Today the stock market reached new highs, but I choose to sell out my stocks, going into cash, last Wednesday, when the stock market was up in the morning. It was down that day and fell dramatically the next. I felt pretty good about my timing at the time, but today, the stock market is up strongly again. It will probably be up again tomorrow. Does this mean I made a bad decision on strategic timing? The simple answer is no. The most non-intuitive part of strategy is that it teaches that trends cannot continue in a straight line. They must reverse themselves at some point. A long term trend is defined by a series of reversals where one direction, the up or down, has predominance over time. A straight line is not a trend. It is a fad or a bubble. Sun Tzu teaches that all sustainable dynamic systems exist as a balance of complementary opposites. In markets, fear and greed are two sides of the same coin. The pressure of greed is balanced by the counter-pressure of fear. A system without such balances cannot sustain itself. It is a skyrocket: zooming in the air only to explode. Dynamic systems develop solid positions over time in a certain pattern. Greed builds up the position. Then fear knocks down all but its most solid elements. Then greed uses those elements as the foundation for a new building phase. Remember, uncontrollable chance, in the form of the key element of climate, is a part of every position. You cannot plan to win every move because chance plays a role. So you plan to lose as few moves as possible and win an advantage in the safest way possible.
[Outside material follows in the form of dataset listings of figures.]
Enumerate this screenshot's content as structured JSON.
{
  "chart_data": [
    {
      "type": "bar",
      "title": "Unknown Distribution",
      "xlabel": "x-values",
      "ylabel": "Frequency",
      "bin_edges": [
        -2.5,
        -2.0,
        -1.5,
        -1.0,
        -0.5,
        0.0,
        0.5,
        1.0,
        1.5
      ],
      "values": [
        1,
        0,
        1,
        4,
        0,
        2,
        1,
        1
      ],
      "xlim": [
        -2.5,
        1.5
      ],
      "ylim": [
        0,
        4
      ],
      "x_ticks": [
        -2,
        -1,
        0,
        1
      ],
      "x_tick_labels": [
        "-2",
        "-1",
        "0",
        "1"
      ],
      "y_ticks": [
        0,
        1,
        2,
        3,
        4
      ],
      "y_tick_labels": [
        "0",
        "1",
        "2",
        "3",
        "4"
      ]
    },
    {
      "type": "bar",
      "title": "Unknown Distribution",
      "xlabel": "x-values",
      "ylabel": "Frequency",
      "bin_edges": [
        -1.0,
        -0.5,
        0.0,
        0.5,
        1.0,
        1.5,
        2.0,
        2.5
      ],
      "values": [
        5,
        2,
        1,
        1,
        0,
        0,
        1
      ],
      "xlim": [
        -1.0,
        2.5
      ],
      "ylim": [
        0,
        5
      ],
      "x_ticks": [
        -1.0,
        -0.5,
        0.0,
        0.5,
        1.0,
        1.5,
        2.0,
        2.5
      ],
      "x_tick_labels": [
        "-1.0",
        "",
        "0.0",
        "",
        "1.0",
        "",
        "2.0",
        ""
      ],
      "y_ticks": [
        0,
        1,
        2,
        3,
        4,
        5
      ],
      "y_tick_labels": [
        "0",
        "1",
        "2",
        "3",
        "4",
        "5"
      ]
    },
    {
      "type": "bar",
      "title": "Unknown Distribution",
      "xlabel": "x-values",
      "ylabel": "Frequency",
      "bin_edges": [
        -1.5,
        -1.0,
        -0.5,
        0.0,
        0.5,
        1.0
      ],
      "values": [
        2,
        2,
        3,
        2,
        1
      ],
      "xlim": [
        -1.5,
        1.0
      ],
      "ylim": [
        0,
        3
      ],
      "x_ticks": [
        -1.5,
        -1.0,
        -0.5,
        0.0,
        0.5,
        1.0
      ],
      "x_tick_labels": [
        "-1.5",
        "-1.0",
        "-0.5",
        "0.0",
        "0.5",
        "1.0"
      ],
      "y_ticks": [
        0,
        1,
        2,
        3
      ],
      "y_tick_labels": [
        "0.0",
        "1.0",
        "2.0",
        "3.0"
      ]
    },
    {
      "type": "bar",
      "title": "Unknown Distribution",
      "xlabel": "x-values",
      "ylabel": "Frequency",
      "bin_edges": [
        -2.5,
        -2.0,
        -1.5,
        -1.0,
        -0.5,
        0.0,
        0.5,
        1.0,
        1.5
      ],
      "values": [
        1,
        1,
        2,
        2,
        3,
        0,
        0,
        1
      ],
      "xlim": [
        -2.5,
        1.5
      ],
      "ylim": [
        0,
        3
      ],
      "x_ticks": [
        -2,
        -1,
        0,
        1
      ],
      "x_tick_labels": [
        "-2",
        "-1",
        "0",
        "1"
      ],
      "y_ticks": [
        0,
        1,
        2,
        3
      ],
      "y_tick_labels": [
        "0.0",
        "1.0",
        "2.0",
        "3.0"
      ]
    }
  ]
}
Someone not schooled in strategy looks that the recent trends in the market and thinks: this marketing will continue to go up. For a strategist, a continual trend in one direction makes a reversal seem more and more unavoidable. You feel the tension build toward a reversal. I have decided to stay out of the market until it comes. I may miss weeks or even months of upside, but consistent success comes from avoiding the downside. I have been consistently successful because I refuse to gamble.